In the beginning, there was the camera. Scientists, mathematicians and astronomers used it for scientific, mathematical, astronomyish purposes.

The artists, as artists tend to do, took that contraption and made things look cool. And I’m not talking Hair Queen of Hairdonia cool; I’m talking Gladwell wrote a bunch of interesting books connecting seemingly unrelated concepts, got them illustrated and repackaged into a boxed (My birthday’s coming up!) set cool.

But these things didn’t look cool because of the camera. Had the camera not been invented, I’m sure these artists would have come up with some other cool ways to express themselves. Like, I don’t know, paint or sing or string together household objects emulating sea creatures and hang them from the ceiling. Or something.
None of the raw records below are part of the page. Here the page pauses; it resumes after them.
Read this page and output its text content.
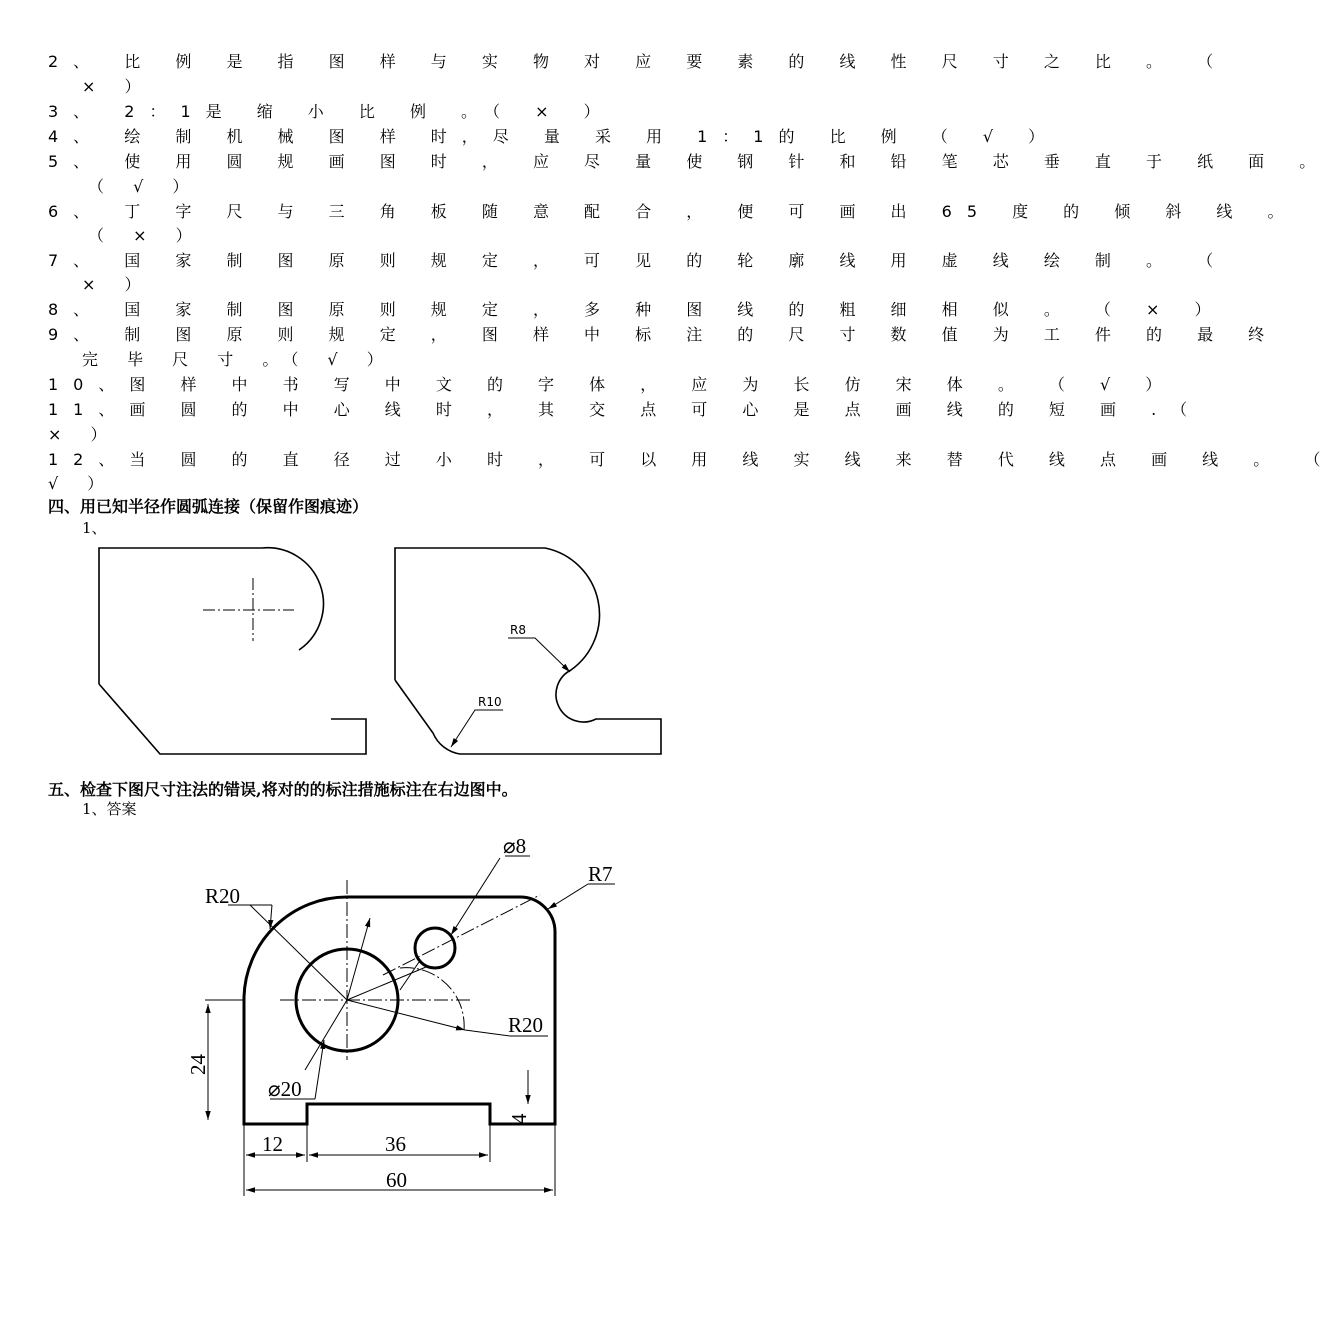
2、 比 例 是 指 图 样 与 实 物 对 应 要 素 的 线 性 尺 寸 之 比 。 （
× ）
3、 2：1是 缩 小 比 例 。（ × ）
4、 绘 制 机 械 图 样 时，尽 量 采 用 1：1的 比 例 （ √ ）
5、 使 用 圆 规 画 图 时 ， 应 尽 量 使 钢 针 和 铅 笔 芯 垂 直 于 纸 面 。
（ √ ）
6、 丁 字 尺 与 三 角 板 随 意 配 合 ， 便 可 画 出 65 度 的 倾 斜 线 。
（ × ）
7、 国 家 制 图 原 则 规 定 ， 可 见 的 轮 廓 线 用 虚 线 绘 制 。 （
× ）
8、 国 家 制 图 原 则 规 定 ， 多 种 图 线 的 粗 细 相 似 。 （ × ）
9、 制 图 原 则 规 定 ， 图 样 中 标 注 的 尺 寸 数 值 为 工 件 的 最 终
完 毕 尺 寸 。（ √ ）
10、图 样 中 书 写 中 文 的 字 体 ， 应 为 长 仿 宋 体 。 （ √ ）
11、画 圆 的 中 心 线 时 ， 其 交 点 可 心 是 点 画 线 的 短 画 .（
× ）
12、当 圆 的 直 径 过 小 时 ， 可 以 用 线 实 线 来 替 代 线 点 画 线 。 （
√ ）
四、用已知半径作圆弧连接（保留作图痕迹）
1、
五、检查下图尺寸注法的错误,将对的的标注措施标注在右边图中。
1、答案
R8
R10
R20
⌀8
R7
R20
24
⌀20
4
12	36
60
Luckily, Ansel Adams didn’t have to resort to bioluminescent installations (Notably, he was a musician in his youth. A world sans camera might have led him to pursue music instead), because the commercially made camera made it possible for more people to do with it whatever they wanted to do. Just like smaller film cameras did, the lower priced ones did, the SLR, the DSLR, the point and shoot, and the camera phones did (and do).
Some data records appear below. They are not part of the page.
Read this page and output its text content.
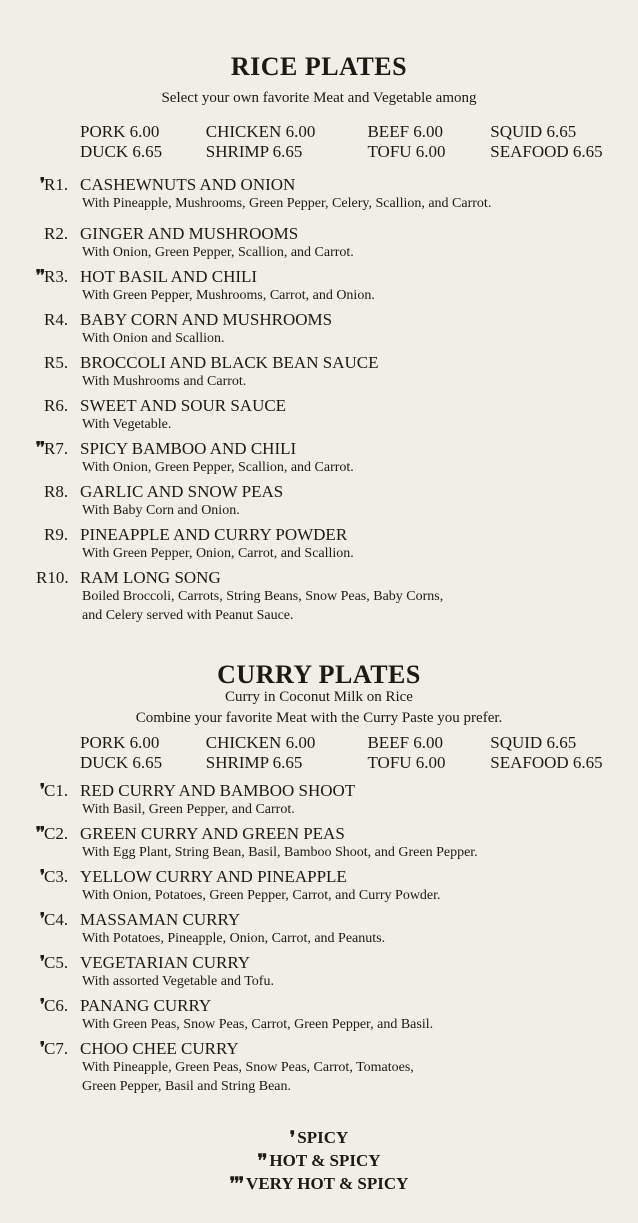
RICE PLATES
Select your own favorite Meat and Vegetable among
PORK 6.00	CHICKEN 6.00	BEEF 6.00	SQUID 6.65
DUCK 6.65	SHRIMP 6.65	TOFU 6.00	SEAFOOD 6.65
❜ R1. CASHEWNUTS AND ONION
With Pineapple, Mushrooms, Green Pepper, Celery, Scallion, and Carrot.
R2. GINGER AND MUSHROOMS
With Onion, Green Pepper, Scallion, and Carrot.
❜❜ R3. HOT BASIL AND CHILI
With Green Pepper, Mushrooms, Carrot, and Onion.
R4. BABY CORN AND MUSHROOMS
With Onion and Scallion.
R5. BROCCOLI AND BLACK BEAN SAUCE
With Mushrooms and Carrot.
R6. SWEET AND SOUR SAUCE
With Vegetable.
❜❜ R7. SPICY BAMBOO AND CHILI
With Onion, Green Pepper, Scallion, and Carrot.
R8. GARLIC AND SNOW PEAS
With Baby Corn and Onion.
R9. PINEAPPLE AND CURRY POWDER
With Green Pepper, Onion, Carrot, and Scallion.
R10. RAM LONG SONG
Boiled Broccoli, Carrots, String Beans, Snow Peas, Baby Corns,
and Celery served with Peanut Sauce.
CURRY PLATES
Curry in Coconut Milk on Rice
Combine your favorite Meat with the Curry Paste you prefer.
PORK 6.00	CHICKEN 6.00	BEEF 6.00	SQUID 6.65
DUCK 6.65	SHRIMP 6.65	TOFU 6.00	SEAFOOD 6.65
❜ C1. RED CURRY AND BAMBOO SHOOT
With Basil, Green Pepper, and Carrot.
❜❜ C2. GREEN CURRY AND GREEN PEAS
With Egg Plant, String Bean, Basil, Bamboo Shoot, and Green Pepper.
❜ C3. YELLOW CURRY AND PINEAPPLE
With Onion, Potatoes, Green Pepper, Carrot, and Curry Powder.
❜ C4. MASSAMAN CURRY
With Potatoes, Pineapple, Onion, Carrot, and Peanuts.
❜ C5. VEGETARIAN CURRY
With assorted Vegetable and Tofu.
❜ C6. PANANG CURRY
With Green Peas, Snow Peas, Carrot, Green Pepper, and Basil.
❜ C7. CHOO CHEE CURRY
With Pineapple, Green Peas, Snow Peas, Carrot, Tomatoes,
Green Pepper, Basil and String Bean.
❜ SPICY
❜❜ HOT & SPICY
❜❜❜ VERY HOT & SPICY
What hasn’t changed is what makes a good picture.

It’s easy to say that a photographer is someone who knows how to use a DSLR or develop his own film, because they come with tangible measurements. The photographer, this suggests, knows how to let in a little more light, speed up the shutter speed and adjust this or that to produce the desired result. There’s a bit of math, craft, science, mechanics involved.
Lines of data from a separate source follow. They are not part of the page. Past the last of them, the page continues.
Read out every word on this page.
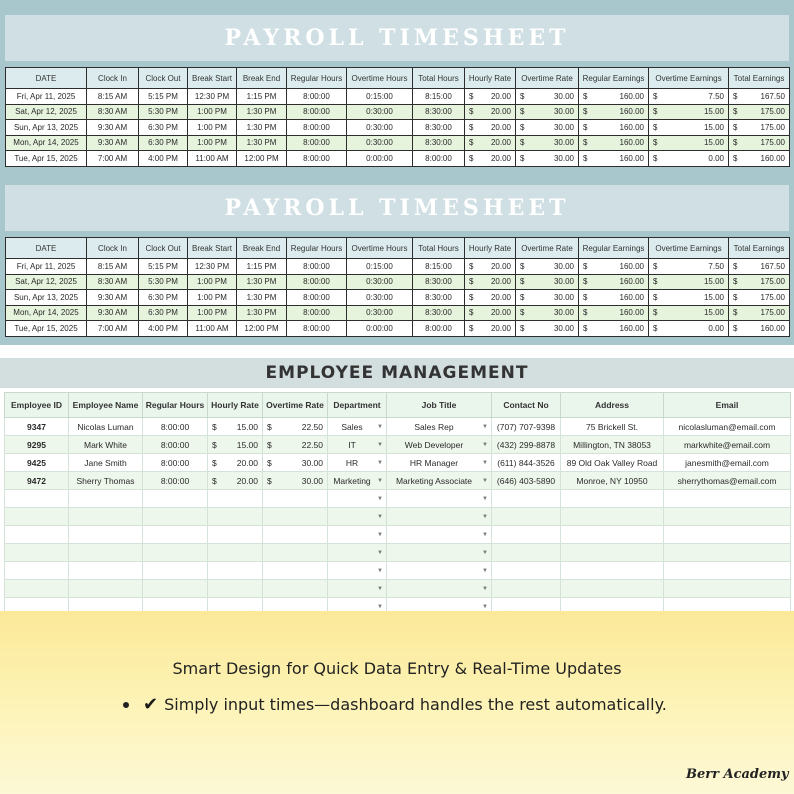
PAYROLL TIMESHEET
DATE	Clock In	Clock Out	Break Start	Break End	Regular Hours	Overtime Hours	Total Hours	Hourly Rate	Overtime Rate	Regular Earnings	Overtime Earnings	Total Earnings
Fri, Apr 11, 2025	8:15 AM	5:15 PM	12:30 PM	1:15 PM	8:00:00	0:15:00	8:15:00	$ 20.00	$ 30.00	$ 160.00	$ 7.50	$ 167.50
Sat, Apr 12, 2025	8:30 AM	5:30 PM	1:00 PM	1:30 PM	8:00:00	0:30:00	8:30:00	$ 20.00	$ 30.00	$ 160.00	$ 15.00	$ 175.00
Sun, Apr 13, 2025	9:30 AM	6:30 PM	1:00 PM	1:30 PM	8:00:00	0:30:00	8:30:00	$ 20.00	$ 30.00	$ 160.00	$ 15.00	$ 175.00
Mon, Apr 14, 2025	9:30 AM	6:30 PM	1:00 PM	1:30 PM	8:00:00	0:30:00	8:30:00	$ 20.00	$ 30.00	$ 160.00	$ 15.00	$ 175.00
Tue, Apr 15, 2025	7:00 AM	4:00 PM	11:00 AM	12:00 PM	8:00:00	0:00:00	8:00:00	$ 20.00	$ 30.00	$ 160.00	$ 0.00	$ 160.00
PAYROLL TIMESHEET
DATE	Clock In	Clock Out	Break Start	Break End	Regular Hours	Overtime Hours	Total Hours	Hourly Rate	Overtime Rate	Regular Earnings	Overtime Earnings	Total Earnings
Fri, Apr 11, 2025	8:15 AM	5:15 PM	12:30 PM	1:15 PM	8:00:00	0:15:00	8:15:00	$ 20.00	$ 30.00	$ 160.00	$ 7.50	$ 167.50
Sat, Apr 12, 2025	8:30 AM	5:30 PM	1:00 PM	1:30 PM	8:00:00	0:30:00	8:30:00	$ 20.00	$ 30.00	$ 160.00	$ 15.00	$ 175.00
Sun, Apr 13, 2025	9:30 AM	6:30 PM	1:00 PM	1:30 PM	8:00:00	0:30:00	8:30:00	$ 20.00	$ 30.00	$ 160.00	$ 15.00	$ 175.00
Mon, Apr 14, 2025	9:30 AM	6:30 PM	1:00 PM	1:30 PM	8:00:00	0:30:00	8:30:00	$ 20.00	$ 30.00	$ 160.00	$ 15.00	$ 175.00
Tue, Apr 15, 2025	7:00 AM	4:00 PM	11:00 AM	12:00 PM	8:00:00	0:00:00	8:00:00	$ 20.00	$ 30.00	$ 160.00	$ 0.00	$ 160.00
EMPLOYEE MANAGEMENT
Employee ID	Employee Name	Regular Hours	Hourly Rate	Overtime Rate	Department	Job Title	Contact No	Address	Email
9347	Nicolas Luman	8:00:00	$ 15.00	$ 22.50	Sales ▼	Sales Rep ▼	(707) 707-9398	75 Brickell St.	nicolasluman@email.com
9295	Mark White	8:00:00	$ 15.00	$ 22.50	IT ▼	Web Developer ▼	(432) 299-8878	Millington, TN 38053	markwhite@email.com
9425	Jane Smith	8:00:00	$ 20.00	$ 30.00	HR ▼	HR Manager ▼	(611) 844-3526	89 Old Oak Valley Road	janesmith@email.com
9472	Sherry Thomas	8:00:00	$ 20.00	$ 30.00	Marketing ▼	Marketing Associate ▼	(646) 403-5890	Monroe, NY 10950	sherrythomas@email.com

					▼	▼			

					▼	▼			

					▼	▼			

					▼	▼			

					▼	▼			

					▼	▼			

					▼	▼			

Smart Design for Quick Data Entry & Real-Time Updates
✔ Simply input times—dashboard handles the rest automatically.
Berr Academy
But a great part of creativity, and that’s what I’m really talking about here, is intuitive. There’s curiosity, the feeling, the story, the eye, the connection to the reader, the viewer, the listener.

And communicating that doesn’t require supercalifragilistic lenses. I’ve seen people take terrible pictures with awesome cameras.

People get enamored with the intricacies of things, as if the more buttons and complications something has, the more impressive their abilities. I liken it to a writer adding fluff to a sentence, as if the longer it is and the bigger the words, the better delivered the message.

But see, all that is nothing without the idea. Once you reach a certain level of competence, what sets you apart is the story you tell. A writer with perfect grammar, a MacBook and nothing to say will always be trumped by the slightly flawed writer with a notepad and insight. A photographer with a great camera but no perspective produces a nice picture that says nothing.

In this ever evolving world, where a picture, a song, a movie can be produced and shared in ways only previously imagined, the challenge is in producing a quality product when there are fewer places to hide.

Of increasing importance is the intangible, the thing that’s hard to define. It’s what will always set a work of art apart from a work of technical brilliance.

This is part of a series of posts about PROBAATD, an overly broad project in which the only guidelines are that it involves a book, a list, a blog. This particular entry came from spurts of random thoughts brought on by the book of the moment, “Steve Jobs.”

5 responses to “The Patent & The Instagram”

  1. Damn Karen where do you find the time to write such epic posts?! I wanna be just like you, or I wanna have your epic writing skills at least :o) I was reading this book about IP last year and this post reminded me so much of it; if I could remember the title and author, I’d share but I obviously forgot! Lol!

    1. Haha! Thanks for that, Toni. Made me smile.

      I pretty much keep a notebook with me at all times and jot down all my random thoughts when they strike (very inconvenient on a moving train, but what can you do?). Then I write a draft of jumbled thoughts by computer (in this case, last Friday) and tweak it until it’s ready. This one took a few hours of revision over two days, but it sat in draft form for nearly a week before I revisited it. Just have to make a point to edit it when you have the time.

      Do tell me when you remember that book. Very curious.